La loi, qui s’ajoute à la loi sur la transition énergétique, sans oublier la réussite de la COP 21 en laquelle personne ne croyait, montre qu’au-delà des paroles et des grands débats philosophiques – dont certains sont adeptes pour donner des bons points écologistes -, le Gouvernement et les socialistes sont véritablement passés à la social-écologie et des paroles aux actes.

image COP 21 jeunes pousses PS

Si, à gauche, des personnes trouvent que ça ne va pas assez vite et assez loin, il ne faut pas fermer les yeux sur la ligne de la droite et de l’extrême droite ; celles-ci n’arrivent pas ou ne veulent pas mesurer les enjeux du réchauffement climatique et de la destruction accélérée depuis des dizaines d’années de notre biodiversité. Ces droites préfèrent à l’intérêt général, la défense d’intérêts particuliers et plus particulièrement ceux des pollueurs qui hypothèquent depuis des années l’avenir de notre planète.

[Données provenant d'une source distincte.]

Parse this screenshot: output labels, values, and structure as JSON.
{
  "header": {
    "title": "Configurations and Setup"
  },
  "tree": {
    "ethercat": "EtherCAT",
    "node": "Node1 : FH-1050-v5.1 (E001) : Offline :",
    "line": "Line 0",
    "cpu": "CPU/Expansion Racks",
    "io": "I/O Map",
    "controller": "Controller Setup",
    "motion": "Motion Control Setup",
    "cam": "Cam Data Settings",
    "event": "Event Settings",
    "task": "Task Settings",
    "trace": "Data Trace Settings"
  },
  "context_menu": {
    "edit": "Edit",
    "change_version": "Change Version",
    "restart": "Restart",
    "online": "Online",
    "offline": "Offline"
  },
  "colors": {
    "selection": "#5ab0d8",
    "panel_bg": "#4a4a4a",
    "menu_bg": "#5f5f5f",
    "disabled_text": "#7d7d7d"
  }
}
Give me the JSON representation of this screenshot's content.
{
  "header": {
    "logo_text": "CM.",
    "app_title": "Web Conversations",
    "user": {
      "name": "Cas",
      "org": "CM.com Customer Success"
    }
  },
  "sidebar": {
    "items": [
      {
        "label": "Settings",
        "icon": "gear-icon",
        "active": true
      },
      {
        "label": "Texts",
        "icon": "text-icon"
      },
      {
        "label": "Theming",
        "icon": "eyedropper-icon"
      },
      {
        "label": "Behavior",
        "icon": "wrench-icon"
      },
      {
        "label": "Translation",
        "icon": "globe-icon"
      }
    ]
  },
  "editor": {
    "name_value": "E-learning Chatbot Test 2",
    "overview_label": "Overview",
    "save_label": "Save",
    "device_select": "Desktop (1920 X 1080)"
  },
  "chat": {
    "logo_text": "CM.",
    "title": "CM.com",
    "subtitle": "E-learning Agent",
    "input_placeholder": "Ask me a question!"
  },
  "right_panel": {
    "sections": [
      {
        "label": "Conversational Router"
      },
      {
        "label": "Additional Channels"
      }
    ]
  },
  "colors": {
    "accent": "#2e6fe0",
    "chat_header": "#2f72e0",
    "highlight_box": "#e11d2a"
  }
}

Enfin, au-delà de l’adoption de cette nouvelle loi qui aura – j’en suis sûr – un résultat bénéfique sur la protection de la biodiversité, je tiens à féliciter Anne HIDALGO, la maire de Paris qui vient d’être élue Présidente de Cities Climate Leadership Group (C40). Ce réseau de 85 villes (représentant 650 millions d’habitants et 25% du PIB mondial) a pour objectif la lutte contre le réchauffement climatique.